Início do conteúdo

09/10/2017

Instituto Pasteur marca presença na Coleção Oswaldo Cruz

COC/Fiocruz


Em um diário em que anotou experiências de laboratório, realizadas entre 1893 e 1896, provavelmente no laboratório instalado em sua própria residência, Oswaldo Cruz escreveu: “28 de setembro de 1895. Falece em Paris o sábio Pasteur”.

A lembrança da data de morte de Louis Pasteur não é ocasional. O químico que na segunda metade do século XIX revolucionou a medicina, a biologia, a agricultura e a saúde pública era merecedor da admiração de Oswaldo Cruz.
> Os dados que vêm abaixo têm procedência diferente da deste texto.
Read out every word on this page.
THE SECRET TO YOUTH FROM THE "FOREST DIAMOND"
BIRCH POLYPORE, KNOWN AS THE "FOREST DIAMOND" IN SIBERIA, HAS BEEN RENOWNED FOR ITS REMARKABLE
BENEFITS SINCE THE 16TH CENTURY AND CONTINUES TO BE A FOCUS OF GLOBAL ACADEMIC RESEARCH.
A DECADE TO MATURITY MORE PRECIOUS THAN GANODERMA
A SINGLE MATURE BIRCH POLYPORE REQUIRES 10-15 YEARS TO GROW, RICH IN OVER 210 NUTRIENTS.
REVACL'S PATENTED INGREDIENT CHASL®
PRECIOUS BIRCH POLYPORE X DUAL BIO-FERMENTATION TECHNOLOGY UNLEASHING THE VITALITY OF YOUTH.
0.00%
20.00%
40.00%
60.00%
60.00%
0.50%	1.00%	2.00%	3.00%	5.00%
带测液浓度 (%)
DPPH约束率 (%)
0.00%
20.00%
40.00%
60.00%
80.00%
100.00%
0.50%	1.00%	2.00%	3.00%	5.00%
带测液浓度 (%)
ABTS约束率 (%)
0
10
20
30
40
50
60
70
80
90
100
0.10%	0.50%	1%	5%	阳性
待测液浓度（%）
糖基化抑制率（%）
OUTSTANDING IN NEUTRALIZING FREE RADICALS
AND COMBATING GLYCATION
Aos seus olhos, o pesquisador francês se distinguia pela defesa corajosa de suas ideias e pelo rigor experimental aliado a um espírito prático colocado a serviço das causas da coletividade. Essas qualidades – que também formariam o caráter do cientista brasileiro, de acordo com muitos de seus contemporâneos – constituíam uma fonte de inspiração profissional para o jovem médico, iniciado na teoria microbiológica de Pasteur e nas práticas de laboratório quando frequentou, enquanto estudante, o laboratório da Cadeira de Higiene da Faculdade de Medicina do Rio de Janeiro. A monografia de conclusão do curso médico (A veiculação microbiana pelas águas), apresentada em 1892, versou sobre a contaminação das águas por micróbios patogênicos, e as formas de prevenção das infecções por eles causadas.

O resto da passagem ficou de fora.